I plan on using a drum winch, the winch will be mounted in the center of the boat, directly in front of the mast. While the rudder servo and recieiver will be mounted on opposite sides of the keel trunk. My deck is going to be a slight skiff design. Normal “cokcpit” area, with only a slight elevation in the bow (about 1") which ends right before the mast, which will be mounted somewhere in the 15"-17" range from the bow (not including bumper). I am going to a robust boat, since no one in my area races them, I want to make sure it last and can handle heavy use without too much worry.
Which will def. open the question, if I want strong, why worry about weight?
Well it isn’t soo much the weight but just how sexy a scratch built, all carbon boat would be, so in a sense, more of a pride thing than much else.

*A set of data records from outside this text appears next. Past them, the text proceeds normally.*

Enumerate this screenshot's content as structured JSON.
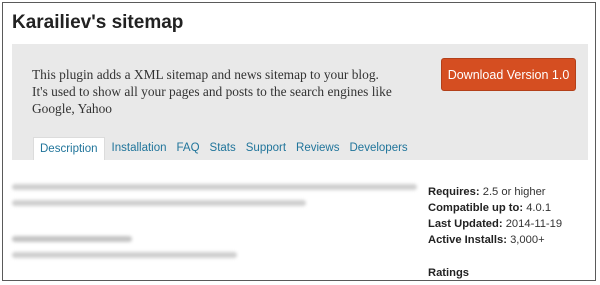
{
  "page": {
    "title": "Karailiev's sitemap"
  },
  "banner": {
    "description": "This plugin adds a XML sitemap and news sitemap to your blog. It's used to show all your pages and posts to the search engines like Google, Yahoo",
    "download_label": "Download Version 1.0"
  },
  "tabs": [
    {
      "label": "Description",
      "active": true
    },
    {
      "label": "Installation",
      "active": false
    },
    {
      "label": "FAQ",
      "active": false
    },
    {
      "label": "Stats",
      "active": false
    },
    {
      "label": "Support",
      "active": false
    },
    {
      "label": "Reviews",
      "active": false
    },
    {
      "label": "Developers",
      "active": false
    }
  ],
  "meta": {
    "requires_label": "Requires:",
    "requires_value": "2.5 or higher",
    "compatible_label": "Compatible up to:",
    "compatible_value": "4.0.1",
    "updated_label": "Last Updated:",
    "updated_value": "2014-11-19",
    "installs_label": "Active Installs:",
    "installs_value": "3,000+",
    "ratings_label": "Ratings"
  },
  "colors": {
    "accent_button": "#d54e21",
    "link": "#21759b",
    "banner_bg": "#e9e9e9"
  }
}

I use an idea from the Logic hull purchased from Bob Sterne. Try a sandwich of 1/64 ply 3/16 balsa and another 1/64 ply, light, strong, simple, and available at well stocked hobby shops. Clyde
Being somewhat of a “foam type of guy” - I will use household insulation foam, and hot wire cut to whatever thickness I need. I then laminate some 4 oz. glass to each side for bearing bulkheads, and 2 oz. cloth for non-compression type bulkheads. For the multihulls, I will use 3/4 inch foam, with a piece of pine laminated to the top. The bulkhead shape is cutout and shaped. Then the layer of glass on each side. I only use this heavy of a bulkhead for cross beam attachment points. Wood is drilled and a “T” Nut is epoxied in so beam bolts can be screwed directly into the nuts. I didn’t think the foam would be strong enough for beam attachment nuts by itself. Am considering similar for the 1/10 VOR boat - but would leave the foam bulkheads inside. Somehow a 70+ inch hull doesn’t seem to be as weight sensitive as a 1 meter hull !
When I did my 1 Meter tri - I inset glass tubes on top of each hull/float and filled and faired. The cross beams slide-fit into these so only bulkhead was in main hull for mast support - nothing in the floats.
In either case, epoxy thickened with microballoons handles the fillet between hull and bulkhead. This takes away any “hard points” where twisting or compression might cause cracks.
If you can get some toner from a copy machine, you can always add to the epoxy giving you “black glasss” which from a distance “looks” like carbon fiber. You can also buy carbon filler from Gougeon to make your glass black and very slick. It will be flat black after filling and sanding, but you can always brush on a light coat of varnish to get gloss if you want that.
This is the cosmetic thing - nothing too exotic - but it looks that way.